Ted observe le coureur à pied. Le coureur s’appelle Ted lui aussi.

Pour Ted qui court, un marathon c’est plus qu’un mythe, c’est un chrono. Plus de trois heures pour le sportif du dimanche, moins de trois heures pour le vrai coureur, sans parler des extra-terrestres qui jouent avec la barre mythique des deux heures.


Sous la banderole de mi-parcours, il n’en croit pas ses yeux. Les chiffres de son chrono donnent une heure et vingt-deux minutes, respect ! Aucun signe de fatigue ne ternit cette douce euphorie. Ted qui observe n’est pas surpris. Il aimerait supplier Ted qui court de ralentir. Mais à quoi bon ? Il ne l’entendra pas.

Ted qui court accélère encore. Ses pensées s’accélèrent elles aussi. Il pense à son travail, à Ted le banquier d’affaires et à son bonus bien plus gros que l’an passé, à coup sûr plus petit que l’an prochain. Plus de chiffres, plus de gros chiffres, plus de tout, plus de plus. Ted qui court est l’homme des plus, ces élans d’extase sur la voie dorée du Graal. Ted qui observe hausse les épaules ; il sait que la bulle va exploser et éclabousser tous ces enfants gâtés des lambeaux monétaires de leurs illusions.

Ted qui court pense au bateau qu’il a commandé. Trois ponts, neuf cabines, vingt-sept mètres. Les chiffres triplent à bord de son futur yacht, comme les primes sur son compte. Ted le capitaliste a échappé à la vulgaire foule des messieurs tout le monde. Il essaye de se souvenir. Non, lui n’a jamais été monsieur tout le monde. Il a toujours été Ted. Ted qui observe aimerait lui rappeler qu’il ne faut jamais ignorer d’où l’on vient. Mais à quoi bon ? Le déni est le meilleur oubli qui soit.
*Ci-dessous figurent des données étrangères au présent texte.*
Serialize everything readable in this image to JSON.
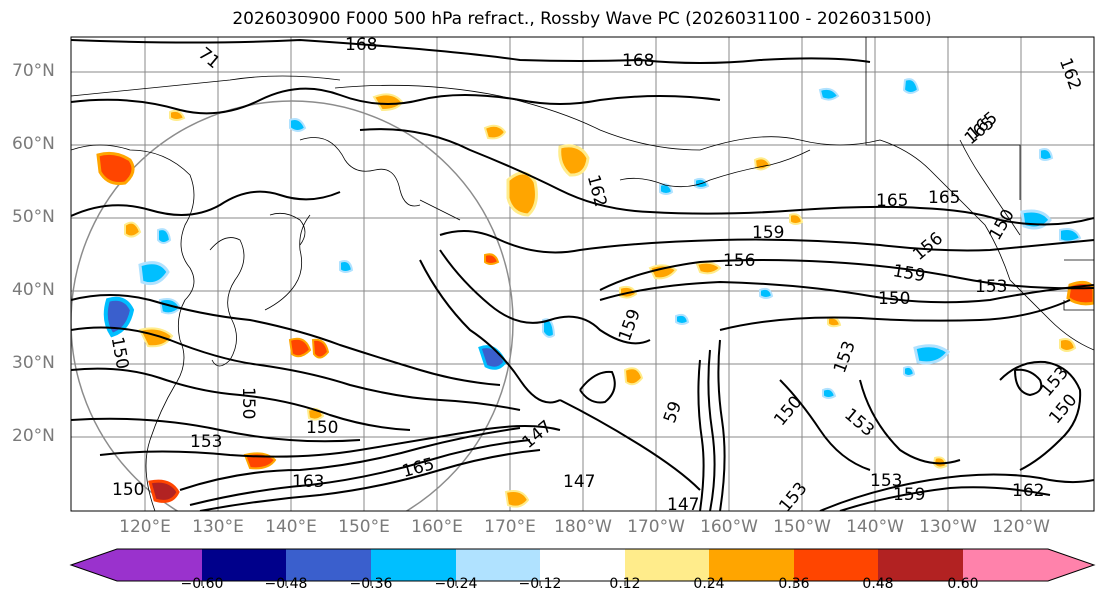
{
  "title": "2026030900 F000 500 hPa refract., Rossby Wave PC (2026031100 - 2026031500)",
  "lat_labels": [
    "70°N",
    "60°N",
    "50°N",
    "40°N",
    "30°N",
    "20°N"
  ],
  "lon_labels": [
    "120°E",
    "130°E",
    "140°E",
    "150°E",
    "160°E",
    "170°E",
    "180°W",
    "170°W",
    "160°W",
    "150°W",
    "140°W",
    "130°W",
    "120°W"
  ],
  "colorbar": {
    "ticks": [
      "−0.60",
      "−0.48",
      "−0.36",
      "−0.24",
      "−0.12",
      "0.12",
      "0.24",
      "0.36",
      "0.48",
      "0.60"
    ],
    "colors": [
      "#9a32cd",
      "#00008b",
      "#3a5fcd",
      "#00bfff",
      "#b0e2ff",
      "#ffffff",
      "#ffec8b",
      "#ffa500",
      "#ff4500",
      "#b22222",
      "#ff82ab"
    ]
  },
  "contour_labels": [
    "168",
    "168",
    "162",
    "165",
    "165",
    "165",
    "159",
    "156",
    "156",
    "159",
    "153",
    "150",
    "159",
    "153",
    "153",
    "150",
    "153",
    "150",
    "150",
    "147",
    "147",
    "147",
    "165",
    "153",
    "150",
    "163",
    "150",
    "165",
    "162",
    "153",
    "159",
    "153",
    "162",
    "150",
    "150",
    "59",
    "71"
  ],
  "colors": {
    "grid": "#888888",
    "contour": "#000000",
    "coast": "#000000",
    "axis_label": "#7a7a7a"
  }
}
Ted qui court pense à Irène, l’épouse modèle. Aussi à leurs disputes, de plus en plus fréquentes, de plus en plus virulentes. Pour elle, Ted le mari manquerait d’attention. Et pourtant, le coupé sport, le vison, la parure en or, existe-t-il mari plus généreux ? Alors il cherche comment l’être encore plus et redevenir Ted le meilleur mari du monde. Quelques foulées suffisent, rien de tel que la course pour faire jaillir une idée de génie : il se rendra la semaine prochaine Place Vendôme. Ted qui observe voudrait en rire mais la situation est trop grave.

Ted qui court a entamé la dernière difficulté du parcours, une côte que l’on dit redoutable, mais pas pour lui. Sans coup férir il dépasse des coureurs par dizaines. Derrière lui, ils ne sont plus rien, que des anti-Ted. Il n’a d’yeux que pour les champions qu’il rêve de rattraper, qu’il rattrapera. Le sport est vital pour Ted qui court. Un esprit volontaire dans un corps jeune, loin des hommes de son âge résignés à l’obsolescence programmée. Il pense à Julie qui adore le corps magnifique de Ted l’amant. Ted qui observe hausse les épaules. Que faire de plus ? Ce n’est pas avec des mots que l’on retient un homme qui fuit.

Ted qui court est porté par une foule de plus en plus dense. Il jouit d’impressionner tous ces rêveurs passifs. Il accélère encore ; il se sent léger. Véritable miroir sans fin, la foule lui renvoie une image qui nourrit son admiration pour lui-même. Il approche du sommet de la redoutable côte qu’il aurait souhaité plus longue et plus pentue pour que Ted le champion paraisse plus fort et plus beau encore. Ted qui observe reste muet. Il n’y a pas pire folie que celle de l’homme qui fuit ses propres limites.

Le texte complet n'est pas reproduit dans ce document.